For the purposes of this Regulation, the following definitions shall apply:

(1) 

relevant person’ in relation to an investment firm, means any of the following:

(a) 

a director, partner or equivalent, manager or tied agent of the firm;

(b) 

a director, partner or equivalent, or manager of any tied agent of the firm;

(c) 

an employee of the firm or of a tied agent of the firm, as well as any other natural person whose services are placed at the disposal and under the control of the firm or a tied agent of the firm and who is involved in the provision by the firm of investment services and activities;

(d) 

a natural person who is directly involved in the provision of services to the investment firm or to its tied agent under an outsourcing arrangement for the purpose of the provision by the firm of investment services and activities;

(2) 

financial analyst’ means a relevant person who produces the substance of investment research;

(3) 

outsourcing’ means an arrangement of any form between an investment firm and a service provider by which that service provider performs a process, a service or an activity which would otherwise be undertaken by the investment firm itself;

(3a) 

person with whom a relevant person has a family relationship’ means any of the following:

(a) 

the spouse of the relevant person or any partner of that person considered by national law as equivalent to a spouse;

(b) 

a dependent child or stepchild of the relevant person;

(c) 

any other relative of the relevant person who has shared the same household as that person for at least one year on the date of the personal transaction concerned;

(4) 

securities financing transaction’ means security financing transaction as defined in Article 3(11) of Regulation (EU) 2015/2365 of the European Parliament and of the Council ( 2 );

(5) 

remuneration’ means all forms of payments or financial or non-financial benefits provided directly or indirectly by firms to relevant persons in the provision of investment or ancillary services to clients;

(6) 

commodity’ means any goods of a fungible nature that are capable of being delivered, including metals and their ores and alloys, agricultural products, and energy such as electricity;

(7) 

sustainability preferences’ means a client’s or potential client’s choice as to whether and, if so, to what extent, one or more of the following financial instruments shall be integrated into his or her investment:

(a) 

a financial instrument for which the client or potential client determines that a minimum proportion shall be invested in environmentally sustainable investments as defined in Article 2, point (1), of Regulation (EU) 2020/852 of the European Parliament and of the Council ( 3 );

(b) 

a financial instrument for which the client or potential client determines that a minimum proportion shall be invested in sustainable investments as defined in Article 2, point (17), of Regulation (EU) 2019/2088 of the European Parliament and of the Council ( 4 );

(c) 

a financial instrument that considers principal adverse impacts on sustainability factors where qualitative or quantitative elements demonstrating that consideration are determined by the client or potential client;


( 2 ) Regulation (EU) 2015/2365 of the European Parliament and of the Council of 25 November 2015 on transparency of securities financing transactions and of reuse and amending Regulation (EU) No 648/2012 (OJ L 337, 23.12.2015, p. 1).

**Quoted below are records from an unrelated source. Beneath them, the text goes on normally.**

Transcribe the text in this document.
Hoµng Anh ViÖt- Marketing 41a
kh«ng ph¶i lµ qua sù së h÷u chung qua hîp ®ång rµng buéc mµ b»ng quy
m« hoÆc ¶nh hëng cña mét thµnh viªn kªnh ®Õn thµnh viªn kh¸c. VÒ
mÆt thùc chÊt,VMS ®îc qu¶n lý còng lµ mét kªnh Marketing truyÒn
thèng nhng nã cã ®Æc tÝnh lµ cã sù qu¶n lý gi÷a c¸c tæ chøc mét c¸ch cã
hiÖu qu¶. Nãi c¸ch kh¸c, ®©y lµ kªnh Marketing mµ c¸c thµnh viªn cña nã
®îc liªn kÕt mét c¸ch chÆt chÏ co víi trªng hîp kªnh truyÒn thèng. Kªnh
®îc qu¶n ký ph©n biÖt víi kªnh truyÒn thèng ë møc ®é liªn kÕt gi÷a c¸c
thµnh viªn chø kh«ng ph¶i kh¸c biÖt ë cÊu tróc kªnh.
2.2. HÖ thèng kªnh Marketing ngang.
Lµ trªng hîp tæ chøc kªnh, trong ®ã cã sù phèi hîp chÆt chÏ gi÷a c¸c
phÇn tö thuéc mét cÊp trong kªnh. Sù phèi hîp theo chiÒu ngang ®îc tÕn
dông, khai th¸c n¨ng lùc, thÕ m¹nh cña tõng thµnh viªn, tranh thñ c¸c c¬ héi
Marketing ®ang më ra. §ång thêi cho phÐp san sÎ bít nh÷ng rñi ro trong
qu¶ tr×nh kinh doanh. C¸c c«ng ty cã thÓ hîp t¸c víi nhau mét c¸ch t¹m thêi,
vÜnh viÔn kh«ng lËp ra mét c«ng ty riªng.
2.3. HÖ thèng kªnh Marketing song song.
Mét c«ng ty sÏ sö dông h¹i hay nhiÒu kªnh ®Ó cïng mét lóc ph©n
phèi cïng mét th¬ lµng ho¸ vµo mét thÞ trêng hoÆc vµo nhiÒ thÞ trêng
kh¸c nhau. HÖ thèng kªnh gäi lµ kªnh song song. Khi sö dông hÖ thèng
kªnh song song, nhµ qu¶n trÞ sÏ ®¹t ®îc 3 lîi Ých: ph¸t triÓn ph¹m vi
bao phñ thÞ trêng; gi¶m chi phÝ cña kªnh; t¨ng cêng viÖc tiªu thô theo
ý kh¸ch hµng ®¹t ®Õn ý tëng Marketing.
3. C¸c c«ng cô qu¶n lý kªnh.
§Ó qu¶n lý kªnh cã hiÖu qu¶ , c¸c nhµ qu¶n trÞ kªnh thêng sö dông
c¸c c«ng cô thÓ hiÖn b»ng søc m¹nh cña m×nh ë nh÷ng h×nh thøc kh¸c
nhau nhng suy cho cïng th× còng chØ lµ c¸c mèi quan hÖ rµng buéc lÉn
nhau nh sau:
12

( 3 ) Regulation (EU) 2020/852 of the European Parliament and of the Council of 18 June 2020 on the establishment of a framework to facilitate sustainable investment, and amending Regulation (EU) 2019/2088 (OJ L 198, 22.6.2020, p. 13).

( 4 ) Regulation (EU) 2019/2088 of the European Parliament and of the Council of 27 November 2019 on sustainability-related disclosures in the financial services sector (OJ L 317, 9.12.2019, p. 1).